P. S., September 26. In my letter of yesterday, I have omitted to observe, with respect to the arrangement of materials in the paper it speaks of, that it is not such as counsel would employ in pleading a cause. It was determined by other considerations. I thought it very possible the case might be dismissed out of court by a plea to the jurisdiction. I determined, on this event, to lay it before the public, either directly or through Congress. Respect for my associates, for myself, for our nation, would not permit me to come forward, as a criminal under accusation, to plead and argue a cause. This was not my situation. This would naturally be by way of narrative or statement of the facts in their order of time, establishing these facts as they occur, and bringing forward the law arising on them, and pointing to the Executive the course he was to pursue. I supposed it more dignified to present it as a history and explanation of what had taken place. It does not, indeed, in that form, display the subject in one great whole, but it brings forward successively a number of questions, solving themselves as they arise, and leaving no one unexamined. And the mind, after travelling over the whole case, and finding as it goes along that all has been considered and all is right, rests in that state of satisfaction which it is our object to produce. In truth, I have never known a case which presented so many distinct questions, having no dependence on one another, nor belonging even to the same branches of jurisprudence.

TO MR. GALLATIN.

Monticello, September 27, 1810.

Dear Sir,—Yours of the 10th came safely to hand, and laid me under new obligations for the valuable observations it contained. The error of twelve feet instead of seven, for the rise of the batture, really sautoit aux yeux, and how I could have committed it at first, or passed it over afterwards without discovery, and having copied Pelletier's plan myself, is unaccountable. I have adopted also most of your other corrections. You observe that the arguments proving the batture public, yet prove it of such a character that it could not be within the scope of the law of March 4th, against squatters. I should so adjudge myself; yet I observe many opinions otherwise, and in defence against a spadassin, it is lawful to use all weapons. Besides, I have no pretensions to be exclusively the judge of what arguments are sound and what not. I give them, therefore, that they may weigh with those who think they have weight and have a right to decide for themselves. That act of Congress, moreover, was evidently respected, particularly in the order under which the removal was made.
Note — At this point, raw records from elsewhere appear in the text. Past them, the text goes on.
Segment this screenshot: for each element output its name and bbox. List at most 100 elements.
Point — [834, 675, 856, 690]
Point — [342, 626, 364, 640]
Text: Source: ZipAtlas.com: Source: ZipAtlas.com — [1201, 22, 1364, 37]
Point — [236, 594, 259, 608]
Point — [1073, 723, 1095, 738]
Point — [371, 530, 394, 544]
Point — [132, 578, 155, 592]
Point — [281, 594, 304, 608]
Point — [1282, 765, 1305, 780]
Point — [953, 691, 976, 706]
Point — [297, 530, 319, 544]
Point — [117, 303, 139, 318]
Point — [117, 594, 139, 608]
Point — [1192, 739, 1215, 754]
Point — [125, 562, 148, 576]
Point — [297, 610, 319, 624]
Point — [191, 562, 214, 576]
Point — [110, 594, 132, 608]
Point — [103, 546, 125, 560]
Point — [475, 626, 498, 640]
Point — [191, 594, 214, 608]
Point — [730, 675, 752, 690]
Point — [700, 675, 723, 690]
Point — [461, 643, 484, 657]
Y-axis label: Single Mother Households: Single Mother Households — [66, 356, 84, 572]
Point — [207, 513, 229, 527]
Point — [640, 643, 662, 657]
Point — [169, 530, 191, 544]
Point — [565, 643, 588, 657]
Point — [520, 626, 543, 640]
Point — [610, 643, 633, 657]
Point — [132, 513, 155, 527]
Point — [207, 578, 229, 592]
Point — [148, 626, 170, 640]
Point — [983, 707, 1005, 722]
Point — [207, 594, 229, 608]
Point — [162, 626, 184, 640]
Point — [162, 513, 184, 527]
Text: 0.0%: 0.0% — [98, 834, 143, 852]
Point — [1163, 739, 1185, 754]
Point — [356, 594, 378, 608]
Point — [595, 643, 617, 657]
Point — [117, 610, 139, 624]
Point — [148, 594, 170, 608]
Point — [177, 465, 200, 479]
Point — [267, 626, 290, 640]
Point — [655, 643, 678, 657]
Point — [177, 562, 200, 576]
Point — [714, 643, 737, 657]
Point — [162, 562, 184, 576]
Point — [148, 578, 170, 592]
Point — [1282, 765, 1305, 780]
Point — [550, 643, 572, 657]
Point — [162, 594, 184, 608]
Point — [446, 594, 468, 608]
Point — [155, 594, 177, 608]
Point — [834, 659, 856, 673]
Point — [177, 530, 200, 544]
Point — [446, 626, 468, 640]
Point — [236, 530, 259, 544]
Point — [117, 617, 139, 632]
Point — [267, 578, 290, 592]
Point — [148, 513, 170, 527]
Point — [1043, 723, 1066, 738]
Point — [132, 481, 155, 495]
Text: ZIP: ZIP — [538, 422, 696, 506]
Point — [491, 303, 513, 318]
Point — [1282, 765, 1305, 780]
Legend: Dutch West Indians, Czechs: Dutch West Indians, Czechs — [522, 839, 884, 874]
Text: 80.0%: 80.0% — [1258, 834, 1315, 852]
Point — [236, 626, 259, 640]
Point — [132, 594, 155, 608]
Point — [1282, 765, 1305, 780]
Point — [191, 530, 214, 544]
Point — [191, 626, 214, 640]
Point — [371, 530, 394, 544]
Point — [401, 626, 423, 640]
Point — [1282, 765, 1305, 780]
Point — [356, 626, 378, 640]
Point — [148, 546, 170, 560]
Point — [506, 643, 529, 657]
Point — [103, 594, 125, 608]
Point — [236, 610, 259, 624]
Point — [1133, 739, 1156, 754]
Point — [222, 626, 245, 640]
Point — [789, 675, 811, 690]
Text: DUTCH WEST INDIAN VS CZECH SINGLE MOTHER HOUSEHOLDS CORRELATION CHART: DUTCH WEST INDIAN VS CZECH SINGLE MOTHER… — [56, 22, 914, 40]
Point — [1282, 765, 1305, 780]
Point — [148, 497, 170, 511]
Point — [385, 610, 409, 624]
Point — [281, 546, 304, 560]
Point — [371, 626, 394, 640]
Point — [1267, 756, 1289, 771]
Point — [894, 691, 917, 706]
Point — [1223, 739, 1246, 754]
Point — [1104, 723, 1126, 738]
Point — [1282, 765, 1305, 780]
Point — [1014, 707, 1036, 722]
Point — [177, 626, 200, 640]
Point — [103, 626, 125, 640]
With respect to the arrangement of materials in my statement, I know it is not such as counsel would employ in pleading such a cause; it is not such as I would have made myself in that character; it was determined by other considerations. I thought it possible the case might be dismissed out of court by a plea to the jurisdiction. I determined, on this event, to lay it before the public, either directly or through Congress. Respect for my associates, for myself, for our nation, would not permit me to come forward, as a criminal under accusation, to plead and argue a cause. This was not my situation. I had only to state to my constituents a common transaction. This would naturally be by way of narrative or statement of the facts, in their order of time, establishing these facts as they occur, and bringing forward the law arising on them and pointing to the Executive the course he was to pursue. I suppose it more self-respectful to present it as a history and explanation of what had taken place. It does not, indeed, in that form, display the subject in one great whole, but it brings forward successively a number of questions, solving themselves as they arise, and leaving no one unexamined. And the mind, after travelling over the whole case, and finding as it goes along that all has been considered, and all is right, rests in that state of satisfaction which it is our object to produce. In truth, I have never known a case which presented so many distinct questions, having no dependence on one another, nor belonging even to the same branches of jurisprudence. After all, I offer this as explanation, not justification of the order adopted.